My notes on what I liked about the post, from the announcement:

There’s not much I can say about this post, other than: “Read it and learn”. It’s just a smorgasbord of specific, well-cited examples of ways in which one of the fundamental activities of effective altruism can go awry.

I will note that I appreciate examples of ways in which cost-effectiveness estimates could underestimate the true impact of an action. Posts on this topic often focus only on overestimation, which sometimes makes the whole enterprise of doing good seem faintly underwhelming (should we assume that every estimate we hear is too high? Probably not).

comment by bfinn · 2019-09-02T11:59:42.156Z · score: 3 (3 votes) · EA(p) · GW(p)

Good article. Various things you mention are examples of bad metrics. Another common kind is metrics involving thresholds, e.g. the number of people below a poverty line. Since they treat all people below, or above, the line as equal to each other, when this is far from the case. (Living on $1/day is far harder than $1.90/day.) This often results in organisations wasting vast amounts of money/effort moving people from just below the line to just above, with little actual improvement, and perhaps ignoring others who could have been helped much more even if they couldn't be moved across the line.

comment by MichaelStJules · 2020-04-08T00:08:34.470Z · score: 2 (1 votes) · EA(p) · GW(p)

How about: Not being consistent in whether indirect effects like opportunity costs are counted in impacts or total costs.

For example, say if you donate to a charity, and they hire someone who would have otherwise earned to give. Should we treat those lost donations as additional costs (possibly weighted by relative cost-effectiveness with your donations) or as a negative impact?

Doing cost-benefit analysis instead of cost-effectiveness analysis would put everything in the same terms and make sure this doesn't happen, but then we'd have to agree on how to convert to or from $.

Have we been generally only treating direct donations towards costs and everything else towards impacts?

comment by saulius · 2020-04-08T08:54:53.036Z · score: 2 (1 votes) · EA(p) · GW(p)

Personally, I don't remember any cost-effectiveness estimate that accounted for things like money lost due to hiring earning-to-givers in any way.

comment by MichaelStJules · 2020-04-08T16:27:41.166Z · score: 5 (3 votes) · EA(p) · GW(p)

Charity Entrepreneurship has included opportunity costs for cofounders in charity cost-effectiveness analyses towards the charities' impacts, e.g.:

https://www.getguesstimate.com/models/13821

https://www.getguesstimate.com/models/13828

https://www.getguesstimate.com/models/13985

comment by lucy.ea8 · 2019-08-21T05:14:59.701Z · score: 1 (3 votes) · EA(p) · GW(p)

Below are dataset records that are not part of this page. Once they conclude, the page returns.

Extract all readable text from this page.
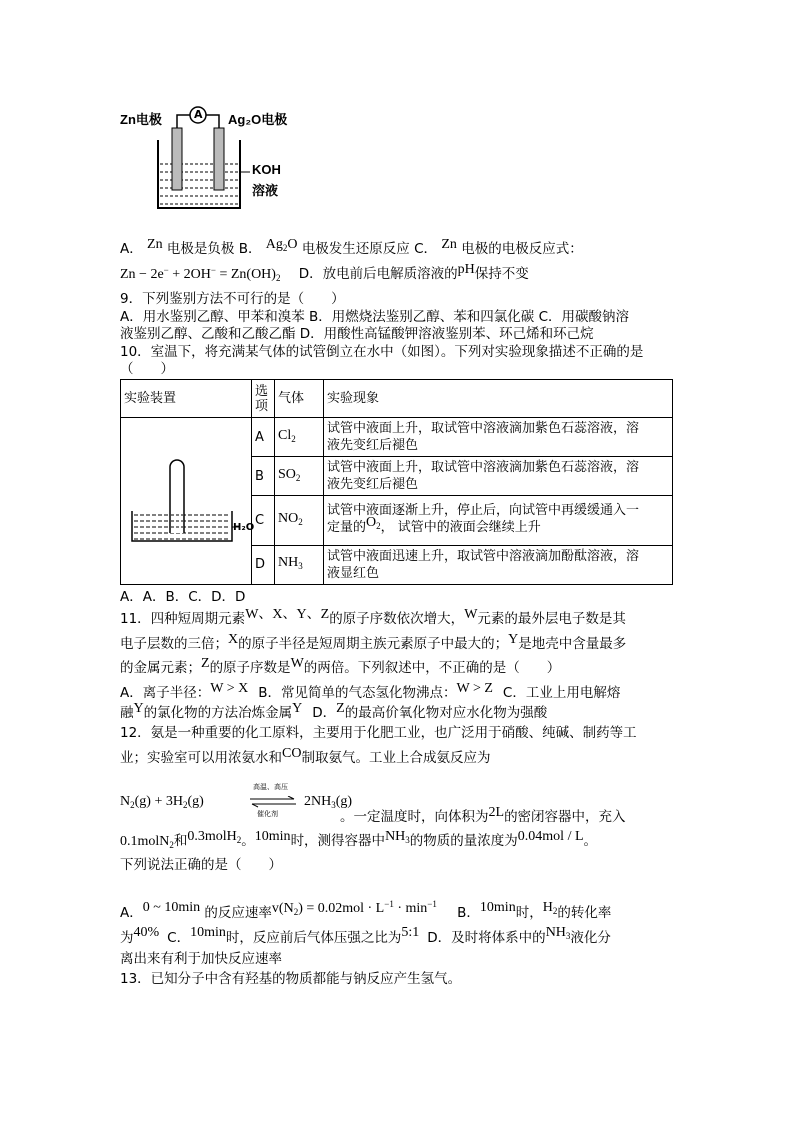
Zn电极	A Ag₂O电极
KOH
溶液
A． Zn 电极是负极 B． $Ag_2O$ 电极发生还原反应 C． Zn 电极的电极反应式：
$Zn - 2e^- + 2OH^- = Zn(OH)_2$ D．放电前后电解质溶液的pH保持不变
9．下列鉴别方法不可行的是（　　）
A．用水鉴别乙醇、甲苯和溴苯 B．用燃烧法鉴别乙醇、苯和四氯化碳 C．用碳酸钠溶
液鉴别乙醇、乙酸和乙酸乙酯 D．用酸性高锰酸钾溶液鉴别苯、环己烯和环己烷
10．室温下，将充满某气体的试管倒立在水中（如图）。下列对实验现象描述不正确的是
（　　）
实验装置	选项	气体	实验现象

H₂O	A	$Cl_2$	试管中液面上升，取试管中溶液滴加紫色石蕊溶液，溶
液先变红后褪色

	B	$SO_2$	试管中液面上升，取试管中溶液滴加紫色石蕊溶液，溶
液先变红后褪色

	C	$NO_2$	试管中液面逐渐上升，停止后，向试管中再缓缓通入一
定量的$O_2$， 试管中的液面会继续上升

	D	$NH_3$	试管中液面迅速上升，取试管中溶液滴加酚酞溶液，溶
液显红色
A．A．B．C．D．D
11．四种短周期元素W、X、Y、Z的原子序数依次增大，W元素的最外层电子数是其
电子层数的三倍；X的原子半径是短周期主族元素原子中最大的；Y是地壳中含量最多
的金属元素；Z的原子序数是W的两倍。下列叙述中，不正确的是（　　）
A．离子半径：W > X B．常见简单的气态氢化物沸点：W > Z C．工业上用电解熔
融Y的氯化物的方法冶炼金属Y D．Z的最高价氧化物对应水化物为强酸
12．氨是一种重要的化工原料，主要用于化肥工业，也广泛用于硝酸、纯碱、制药等工
业；实验室可以用浓氨水和CO制取氨气。工业上合成氨反应为
$N_2(g) + 3H_2(g)$
高温、高压
催化剂
$2NH_3(g)$
。一定温度时，向体积为2L的密闭容器中，充入
0.1molN$_2$和0.3molH$_2$。10min时，测得容器中$NH_3$的物质的量浓度为0.04mol / L。
下列说法正确的是（　　）
A．0 ~ 10min 的反应速率$v(N_2) = 0.02mol \cdot L^{-1} \cdot \min^{-1} B$．10min时，$H_2$的转化率
为40% C．10min时，反应前后气体压强之比为5:1 D．及时将体系中的$NH_3$液化分
离出来有利于加快反应速率
13．已知分子中含有羟基的物质都能与钠反应产生氢气。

Fairness and health equity. Cost-effectiveness estimates typically treat all health gains as equal. However, many think that priority should be given to those with severe health conditions and in disadvantaged communities, even if it leads to less overall decline in suffering or illness (Nord, 2005, Cookson et al. (2017), Kamm (2015)).

One other example is rural vs urban, it might be more cost-effective to solve a problem (say school attendance) in cities but costlier in rural settings. Just focusing on urban setting is wrong in this context. It seems discriminatory.